Underneath both signals sits a structural concern that Reuters Breakingviews raised in a separate analysis: circular financing, exaggerated profits, understated costs, and hidden liabilities as recurring patterns in the AI boom. The piece invokes John Kenneth Galbraith’s concept of the “bezzle”: the undiscovered embezzlement that exists during boom periods, when asset prices are rising fast enough to conceal losses that only become visible when conditions tighten. Whether the AI market has a bezzle in that sense is an open question. That serious financial analysts are asking it publicly is itself a signal.
Where this leaves enterprise buyers
The practical problem for a CIO or CFO right now is that the governance tooling for AI spending is roughly where cloud governance was in 2013. There are vendors selling AI cost observability platforms, but the category is young and the market is fragmented. Most enterprises are managing AI spend through a combination of manual budget caps, spreadsheet tracking, and periodic “what did we spend last month?” conversations that happen after the fact rather than before it.
The firms that will come through this correction in better shape are the ones treating AI procurement like any other category of enterprise spend: with a sourcing strategy, a cost baseline, a usage policy, and a clear ROI framework for each deployment. That sounds obvious. It is not yet common practice.
A few concrete things that matter here. First, seat-based SaaS contracts are not a safe default any more: many vendors have already moved to consumption pricing or are moving there, and contracts signed on the old model will be renegotiated. Second, the number of models an enterprise runs matters. Every model in production is a cost centre, a security surface, and a governance obligation. Model rationalisation is not a theoretical exercise. Third, the build-versus-buy decision for AI capabilities is more complex than it was for conventional software because the cost structure of building (GPU infrastructure, fine-tuning, evaluation) and buying (consumption fees, vendor lock-in) have both changed significantly in the past 18 months.
The consulting angle is real, and it cuts both ways
For advisory firms, this environment creates genuine demand. Enterprises need help with AI cost governance, model rationalisation, and vendor selection. AI vendors facing a correction need help with pricing strategy, customer success, and positioning in a market where buyers are suddenly more sceptical. That is a real dual mandate, and it is already showing up in the types of engagements firms are being asked to scope.
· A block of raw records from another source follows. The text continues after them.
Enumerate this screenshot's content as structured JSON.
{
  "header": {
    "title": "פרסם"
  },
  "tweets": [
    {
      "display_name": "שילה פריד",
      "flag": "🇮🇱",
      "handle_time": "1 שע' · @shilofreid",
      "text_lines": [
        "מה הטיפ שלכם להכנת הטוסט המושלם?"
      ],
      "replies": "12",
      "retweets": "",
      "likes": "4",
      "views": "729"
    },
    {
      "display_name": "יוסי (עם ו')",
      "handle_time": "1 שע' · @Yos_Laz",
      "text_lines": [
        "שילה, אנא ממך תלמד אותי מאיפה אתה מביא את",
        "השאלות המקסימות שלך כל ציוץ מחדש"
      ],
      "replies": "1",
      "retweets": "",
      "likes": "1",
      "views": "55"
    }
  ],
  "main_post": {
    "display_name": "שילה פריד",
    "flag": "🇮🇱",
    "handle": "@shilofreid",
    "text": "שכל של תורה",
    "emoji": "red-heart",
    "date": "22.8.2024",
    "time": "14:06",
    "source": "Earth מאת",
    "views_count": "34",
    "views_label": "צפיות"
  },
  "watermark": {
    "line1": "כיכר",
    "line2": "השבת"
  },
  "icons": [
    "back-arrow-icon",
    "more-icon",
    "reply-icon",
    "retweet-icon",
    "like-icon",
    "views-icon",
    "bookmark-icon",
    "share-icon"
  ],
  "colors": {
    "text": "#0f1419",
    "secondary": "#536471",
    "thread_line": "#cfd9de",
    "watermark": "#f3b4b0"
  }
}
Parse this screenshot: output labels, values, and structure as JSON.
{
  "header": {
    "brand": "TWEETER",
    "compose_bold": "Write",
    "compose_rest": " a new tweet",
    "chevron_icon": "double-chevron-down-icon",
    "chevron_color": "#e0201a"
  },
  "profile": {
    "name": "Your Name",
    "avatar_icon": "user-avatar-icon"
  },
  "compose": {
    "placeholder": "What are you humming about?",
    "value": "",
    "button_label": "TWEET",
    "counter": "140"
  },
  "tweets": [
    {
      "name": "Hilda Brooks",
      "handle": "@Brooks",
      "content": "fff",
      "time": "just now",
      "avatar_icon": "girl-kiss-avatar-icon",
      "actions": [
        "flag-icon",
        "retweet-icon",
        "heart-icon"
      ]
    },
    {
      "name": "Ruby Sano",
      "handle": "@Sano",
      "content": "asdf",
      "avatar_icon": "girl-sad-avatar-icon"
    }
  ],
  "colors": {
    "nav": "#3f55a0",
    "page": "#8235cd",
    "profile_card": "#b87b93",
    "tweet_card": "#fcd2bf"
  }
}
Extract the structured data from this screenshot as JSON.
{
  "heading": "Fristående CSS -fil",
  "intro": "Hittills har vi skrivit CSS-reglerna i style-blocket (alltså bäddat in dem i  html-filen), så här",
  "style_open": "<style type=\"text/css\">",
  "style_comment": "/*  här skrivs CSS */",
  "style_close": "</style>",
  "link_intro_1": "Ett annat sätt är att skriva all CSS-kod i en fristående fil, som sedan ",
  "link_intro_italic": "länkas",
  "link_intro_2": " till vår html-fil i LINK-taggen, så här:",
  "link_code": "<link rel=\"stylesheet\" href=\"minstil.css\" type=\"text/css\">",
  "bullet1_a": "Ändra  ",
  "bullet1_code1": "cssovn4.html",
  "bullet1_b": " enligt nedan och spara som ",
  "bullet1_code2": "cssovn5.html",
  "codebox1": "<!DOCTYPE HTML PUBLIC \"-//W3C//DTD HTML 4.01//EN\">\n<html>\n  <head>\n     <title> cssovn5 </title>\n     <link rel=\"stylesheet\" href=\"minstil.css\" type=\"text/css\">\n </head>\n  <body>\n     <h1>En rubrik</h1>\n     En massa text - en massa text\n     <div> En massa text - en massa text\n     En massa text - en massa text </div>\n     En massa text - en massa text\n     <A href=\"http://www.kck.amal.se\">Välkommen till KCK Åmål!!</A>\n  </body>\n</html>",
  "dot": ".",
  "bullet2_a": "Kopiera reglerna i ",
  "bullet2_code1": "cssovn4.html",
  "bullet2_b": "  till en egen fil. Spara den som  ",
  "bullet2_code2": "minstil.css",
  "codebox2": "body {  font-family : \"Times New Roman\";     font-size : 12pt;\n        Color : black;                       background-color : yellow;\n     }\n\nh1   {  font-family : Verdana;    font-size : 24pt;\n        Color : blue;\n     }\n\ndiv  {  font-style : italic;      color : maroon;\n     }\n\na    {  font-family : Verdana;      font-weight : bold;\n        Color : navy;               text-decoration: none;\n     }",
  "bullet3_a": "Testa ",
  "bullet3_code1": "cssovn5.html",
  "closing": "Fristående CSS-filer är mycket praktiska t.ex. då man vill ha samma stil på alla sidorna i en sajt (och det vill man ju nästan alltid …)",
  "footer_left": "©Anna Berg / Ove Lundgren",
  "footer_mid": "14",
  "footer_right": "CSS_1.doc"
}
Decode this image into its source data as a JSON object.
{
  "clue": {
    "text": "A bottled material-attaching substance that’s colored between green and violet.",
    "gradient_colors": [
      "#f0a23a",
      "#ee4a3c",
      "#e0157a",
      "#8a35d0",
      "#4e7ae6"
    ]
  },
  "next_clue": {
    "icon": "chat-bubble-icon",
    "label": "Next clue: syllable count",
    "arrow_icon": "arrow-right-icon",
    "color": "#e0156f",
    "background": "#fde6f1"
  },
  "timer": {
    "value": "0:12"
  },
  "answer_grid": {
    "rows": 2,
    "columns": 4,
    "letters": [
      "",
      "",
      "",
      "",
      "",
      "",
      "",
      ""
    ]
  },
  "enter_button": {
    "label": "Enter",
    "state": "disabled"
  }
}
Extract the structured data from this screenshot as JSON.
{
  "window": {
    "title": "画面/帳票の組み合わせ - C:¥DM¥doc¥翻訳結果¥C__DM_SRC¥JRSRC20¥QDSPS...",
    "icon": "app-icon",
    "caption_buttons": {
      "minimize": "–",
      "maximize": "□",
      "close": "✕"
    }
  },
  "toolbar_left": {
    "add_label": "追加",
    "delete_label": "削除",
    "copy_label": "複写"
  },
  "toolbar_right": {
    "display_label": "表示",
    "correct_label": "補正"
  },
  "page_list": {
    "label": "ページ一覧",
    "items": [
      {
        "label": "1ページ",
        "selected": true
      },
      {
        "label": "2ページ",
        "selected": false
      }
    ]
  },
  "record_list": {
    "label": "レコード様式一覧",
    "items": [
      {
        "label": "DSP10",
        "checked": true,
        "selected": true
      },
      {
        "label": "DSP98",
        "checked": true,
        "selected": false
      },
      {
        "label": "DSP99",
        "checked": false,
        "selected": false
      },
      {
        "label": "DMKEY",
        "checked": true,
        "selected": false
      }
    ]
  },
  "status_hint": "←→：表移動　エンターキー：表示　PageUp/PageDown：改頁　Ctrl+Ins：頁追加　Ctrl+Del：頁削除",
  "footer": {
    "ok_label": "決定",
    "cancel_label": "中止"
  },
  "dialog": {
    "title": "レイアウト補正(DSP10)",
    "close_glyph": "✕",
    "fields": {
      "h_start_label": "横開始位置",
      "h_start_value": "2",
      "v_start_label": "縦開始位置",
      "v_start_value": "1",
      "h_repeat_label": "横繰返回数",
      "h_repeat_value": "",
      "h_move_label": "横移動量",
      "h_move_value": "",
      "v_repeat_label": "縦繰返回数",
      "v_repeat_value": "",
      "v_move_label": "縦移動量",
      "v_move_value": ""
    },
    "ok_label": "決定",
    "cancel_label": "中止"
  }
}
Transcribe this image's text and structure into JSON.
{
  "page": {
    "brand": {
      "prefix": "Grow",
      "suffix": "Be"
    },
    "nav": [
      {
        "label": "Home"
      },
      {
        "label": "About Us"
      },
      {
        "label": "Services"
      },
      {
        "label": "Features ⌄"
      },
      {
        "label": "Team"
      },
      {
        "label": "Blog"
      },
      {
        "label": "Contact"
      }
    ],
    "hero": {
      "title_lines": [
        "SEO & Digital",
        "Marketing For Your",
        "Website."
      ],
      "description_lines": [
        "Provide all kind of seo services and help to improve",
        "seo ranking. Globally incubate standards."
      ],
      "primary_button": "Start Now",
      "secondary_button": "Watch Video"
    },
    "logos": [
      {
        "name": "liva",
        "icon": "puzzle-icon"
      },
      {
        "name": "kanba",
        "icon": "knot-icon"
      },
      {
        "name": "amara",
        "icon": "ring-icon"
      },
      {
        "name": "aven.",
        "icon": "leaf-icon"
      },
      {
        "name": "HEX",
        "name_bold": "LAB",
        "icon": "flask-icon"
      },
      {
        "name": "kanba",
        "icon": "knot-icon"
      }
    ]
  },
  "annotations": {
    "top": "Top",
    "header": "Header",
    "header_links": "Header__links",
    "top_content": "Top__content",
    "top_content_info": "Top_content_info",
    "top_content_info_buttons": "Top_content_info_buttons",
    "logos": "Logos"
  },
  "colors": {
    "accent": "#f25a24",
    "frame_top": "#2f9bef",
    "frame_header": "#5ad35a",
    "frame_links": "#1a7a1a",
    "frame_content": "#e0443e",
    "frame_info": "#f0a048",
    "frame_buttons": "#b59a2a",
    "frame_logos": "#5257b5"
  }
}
The risk is that consulting firms oversell the complexity. AI cost management is not a multi-year transformation programme. It is a procurement and governance problem, and most organisations can make meaningful progress in 90 days with the right focus. The temptation to frame it as something larger is understandable commercially. It is also the fastest way to lose credibility with CFOs who are already irritated about the bills they’re receiving.
The $680 billion projection will probably prove directionally correct. Enterprise AI adoption is real and the underlying value is real in enough cases to sustain the market. But the path from here to there runs through a period of cost scrutiny, vendor consolidation, and governance build-out that the AI industry has not yet fully priced in. Public markets, apparently, have started.